Electric Universe by David Bodanis (Random House, $14). I’ve been on a war and technology kick lately. My wife’s sister sent me his amazing book, which I have since given to many people. It traces the history of electricity—from primitive man wondering about those flashes in the sky to computers. Believe it or not, it’s a page-turner.

The Power Makers by Maury Klein (Bloomsbury, $30). A book that impressively chronicles the birth and development of steam and electricity and how they created modern America.

The Last Lion by William Manchester (Delta, $23 per volume). This is a two-volume biography of Winston Churchill that my wife is reading. But she reads it to me at night, so I think it counts.

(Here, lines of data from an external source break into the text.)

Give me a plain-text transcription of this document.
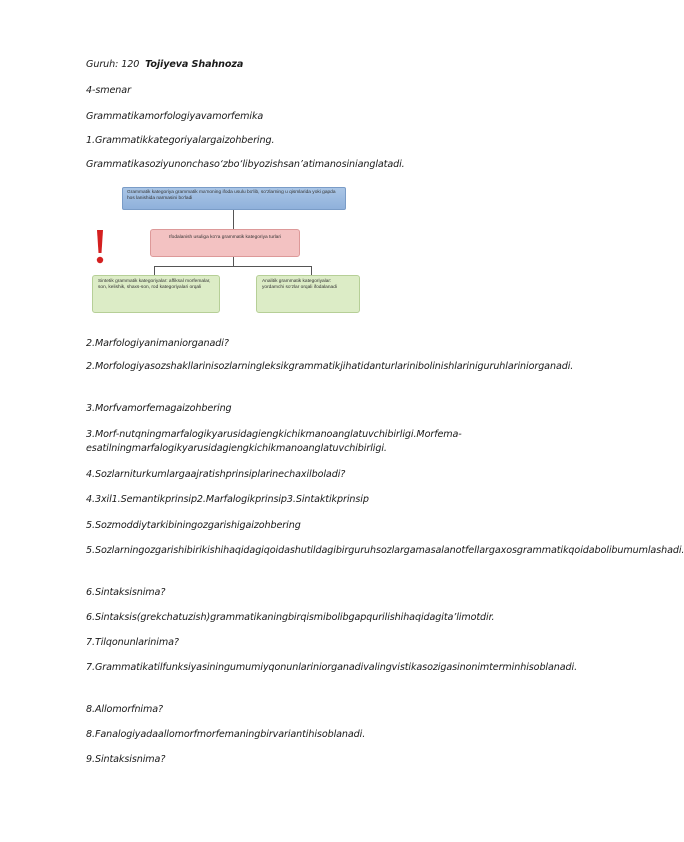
Guruh: 120 Tojiyeva Shahnoza
4-smenar
Grammatikamorfologiyavamorfemika
1.Grammatikkategoriyalargaizohbering.
Grammatikasoziyunonchaso‘zbo‘libyozishsan’atimanosinianglatadi.
Grammatik kategoriya grammatik ma’noning ifoda usulu bo’lib, so’zlarning u qismlarida yoki gapda hos lanishida narmasini bo’ladi
Ifodalanish usuliga ko‘ra grammatik kategoriya turlari
Sintetik grammatik kategoriyalar: affiksal morfemalar, son, kelishik, shaxs-son, rod kategoriyalari orqali
Analitik grammatik kategoriyalar: yordamchi so‘zlar orqali ifodalanadi
2.Marfologiyanimaniorganadi?
2.Morfologiyasozshakllarinisozlarningleksikgrammatikjihatidanturlarinibolinishlariniguruhlariniorganadi.
3.Morfvamorfemagaizohbering
3.Morf-nutqningmarfalogikyarusidagiengkichikmanoanglatuvchibirligi.Morfema-esatilningmarfalogikyarusidagiengkichikmanoanglatuvchibirligi.
4.Sozlarniturkumlargaajratishprinsiplarinechaxilboladi?
4.3xil1.Semantikprinsip2.Marfalogikprinsip3.Sintaktikprinsip
5.Sozmoddiytarkibiningozgarishigaizohbering
5.Sozlarningozgarishibirikishihaqidagiqoidashutildagibirguruhsozlargamasalanotfellargaxosgrammatikqoidabolibumumlashadi.
6.Sintaksisnima?
6.Sintaksis(grekchatuzish)grammatikaningbirqismibolibgapqurilishihaqidagita’limotdir.
7.Tilqonunlarinima?
7.Grammatikatilfunksiyasiningumumiyqonunlariniorganadivalingvistikasozigasinonimterminhisoblanadi.
8.Allomorfnima?
8.Fanalogiyadaallomorfmorfemaningbirvariantihisoblanadi.
9.Sintaksisnima?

Manchester is such an incredible writer that I’ve started reading it aloud to her also.

American Caesar by William Manchester (Back Bay, $18) Gen. Douglas MacArthur was an amazing man and one of the most controversial figures in American military history. Manchester fully captures this captivating character as well as a fascinating time in America.  

The Willow Field by William Kittredge (Knopf, $26). I easily deem this 20th-century epic Western as one of my favorites. The book chronicles the life and times of Rossie Benasco, the son of a Reno, Nev., casino boss. Rossie’s decision to leave home to become a ranch hand leads him on many life adventures.

We Pointed Them North by E.C. “Teddy Blue” Abbott (Univ. of Oklahoma, $20). This is a brilliant cowboy memoir. Abbott grew up in Nebraska and eventually settled in Montana during the late 1800s. In the 1930s, he told his stories to Helena Huntington Smith, who captured his life in print before his generation had passed.